Alors que le krach boursier lyonnais se précise, les Faidides perdent de leur superbe : à l’automne 1881, ils doivent procéder au partage de la succession indivise de l’une de leurs bienfaitrices, Césarine Garnier, la nièce de Jean-Antoine Garnier , le fondateur de la fabrique du Vernay afin d’en vendre les différentes composantes. La vente d’un vaste immeuble à Bourgoin rapporte 67.000 francs, de quoi calmer les créanciers les plus pressés, notamment les victimes de la faillite calamiteuse de Jean-Marie Faidides , suivie de plusieurs autres ventes au printemps suivant à hauteur de 120.000 francs environ et 107.000 francs pendant l’été. Mais la fortune familiale n’est pas extensible à l’infini ; les Faidides parviennent à préserver leur fabrique de la faillite lyonnaise, mais ils doivent néanmoins solliciter l’appui d’un de leur parent lyonnais, Antoine-Pierre Seux, le beau-père de Joseph Faidides et riche négociant en soie solidement établi sur la place. Celui-ci accepte de racheter 202.000 francs de créances dues par la maison Faidides & Jacquet au Comptoir d’Escompte de Paris, à la banque Vve Morin-Pons & Cie et à un marchand de soie italien, pour un montant de 80.000 francs. Les Faidides l’avaient déjà poussé à racheter certains biens pendant les adjudications du printemps et de l’été 1882. Au total, Seux possède pour 163.000 francs de créances sur ses alliés dauphinois. Le Tribunal de Commerce de Lyon indique que la suspension réelle des paiements remonte au 6 septembre 1880. Dans ce climat de tempête, une lueur d’espoir apparaît pourtant à la lecture du bilan de la fabrique du Vernay : certes, en deux ans, elle a perdu 29.500 francs, mais depuis le 1er janvier 1882, elle dégage un maigre bénéfice de 6.103 francs. Joseph a temporairement pris la place de son frère à la tête des affaires familiales et négocie avec le directeur de la fabrique, Villien, un nouveau contrat dans lequel celui-ci accepte de réduire ses prétentions pécuniaires. À peine deux ans après le marasme financier, Joseph rend à son cadet la direction de l’entreprise familiale au Vernay. En 1890, Joseph donne en location à son frère la fabrique pour 12.000 francs par an. Cela n’empêche nullement la famille de crouler sous les dettes. Peut-être conservent-ils l’espoir de se « refaire » ? Mais quatre ans plus tard, le cadet des frères Faidides doit renoncer une nouvelle fois à ses projets, en cédant son droit au bail à la banque Charles Bonhommes & fils, de Bourgoin 2099 .

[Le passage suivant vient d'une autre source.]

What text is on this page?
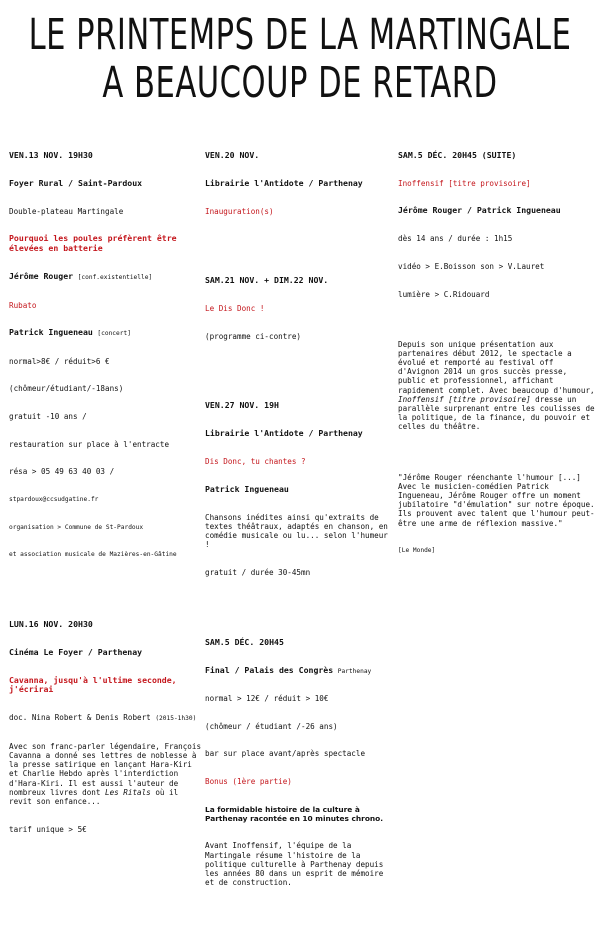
LE PRINTEMPS DE LA MARTINGALE
A BEAUCOUP DE RETARD

VEN.13 NOV. 19H30

Foyer Rural / Saint-Pardoux

Double-plateau Martingale

Pourquoi les poules préfèrent être élevées en batterie

Jérôme Rouger [conf.existentielle]

Rubato

Patrick Ingueneau [concert]

normal>8€ / réduit>6 €

(chômeur/étudiant/-18ans)

gratuit -10 ans /

restauration sur place à l'entracte

résa > 05 49 63 40 03 /

stpardoux@ccsudgatine.fr

organisation > Commune de St-Pardoux

et association musicale de Mazières-en-Gâtine

LUN.16 NOV. 20H30

Cinéma Le Foyer / Parthenay

Cavanna, jusqu'à l'ultime seconde, j'écrirai

doc. Nina Robert & Denis Robert (2015-1h30)

Avec son franc-parler légendaire, François Cavanna a donné ses lettres de noblesse à la presse satirique en lançant Hara-Kiri et Charlie Hebdo après l'interdiction d'Hara-Kiri. Il est aussi l'auteur de nombreux livres dont Les Ritals où il revit son enfance...

tarif unique > 5€

VEN.20 NOV.

Librairie l'Antidote / Parthenay

Inauguration(s)

SAM.21 NOV. + DIM.22 NOV.

Le Dis Donc !

(programme ci-contre)

VEN.27 NOV. 19H

Librairie l'Antidote / Parthenay

Dis Donc, tu chantes ?

Patrick Ingueneau

Chansons inédites ainsi qu'extraits de textes théâtraux, adaptés en chanson, en comédie musicale ou lu... selon l'humeur !

gratuit / durée 30-45mn

SAM.5 DÉC. 20H45

Final / Palais des Congrès Parthenay

normal > 12€ / réduit > 10€

(chômeur / étudiant /-26 ans)

bar sur place avant/après spectacle

Bonus (1ère partie)

La formidable histoire de la culture à Parthenay racontée en 10 minutes chrono.

Avant Inoffensif, l'équipe de la Martingale résume l'histoire de la politique culturelle à Parthenay depuis les années 80 dans un esprit de mémoire et de construction.

SAM.5 DÉC. 20H45 (SUITE)

Inoffensif [titre provisoire]

Jérôme Rouger / Patrick Ingueneau

dès 14 ans / durée : 1h15

vidéo > E.Boisson son > V.Lauret

lumière > C.Ridouard

Depuis son unique présentation aux partenaires début 2012, le spectacle a évolué et remporté au festival off d'Avignon 2014 un gros succès presse, public et professionnel, affichant rapidement complet. Avec beaucoup d'humour, Inoffensif [titre provisoire] dresse un parallèle surprenant entre les coulisses de la politique, de la finance, du pouvoir et celles du théâtre.

"Jérôme Rouger réenchante l'humour [...] Avec le musicien-comédien Patrick Ingueneau, Jérôme Rouger offre un moment jubilatoire "d'émulation" sur notre époque. Ils prouvent avec talent que l'humour peut-être une arme de réflexion massive."

[Le Monde]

Chez les Rabatel, installés à Corbelin , on a de longue date l’habitude de se rendre régulièrement à Lyon, puisque l’on pratique volontiers la double résidence. Une partie de l’année, la famille demeure dans un appartement de la rue Imbert-Colomès, sur les pentes de La Croix-Rousse. Lorsqu’il décède brutalement à l’automne 1859, Nicolas Rabatel a entrepris de construire une fabrique de soie dans sa propriété de la Romatière, à Corbelin, acquise en 1833. Pour cela, il a placé ses deux fils aînés, Jean-Nicolas-Désiré et Constant, à Lyon pour y entamer une carrière de commis, dans une maison de soieries, probablement celle de sa belle-famille, les Combet. Après le décès de son père, Jean-Nicolas-Désiré quitte la France pour s’établir aux Etats-Unis, tandis que Constant reprend à son compte le projet paternel. En décembre 1863, il fonde avec un de ses cousins, le fabricant de soieries Jules Combet, une entreprise chargée de tisser et de vendre des étoffes de soie, avec son siège social au numéro 20 de la rue Lafont, entre la rue Impériale et la place des Terreaux. Cette nouvelle affaire intègre donc le tissage Rabatel de Corbelin. Cependant, par les capitaux mobilisés, l’entreprise demeure modeste. En 1885, Rabatel, commandité par trois associés, dirige la maison Rabatel & Cie, au capital ne dépassant pas 50.000 francs 2100 . Le statut de Constant Rabatel , à Corbelin, est plus trouble : il poursuit en 1860 la construction d’un tissage de soie entreprise par son père. Avec un cousin lyonnais, Combet, il fonde une maison de soieries à Lyon. Différents documents le montrent tantôt fabricant de soieries, tantôt façonnier.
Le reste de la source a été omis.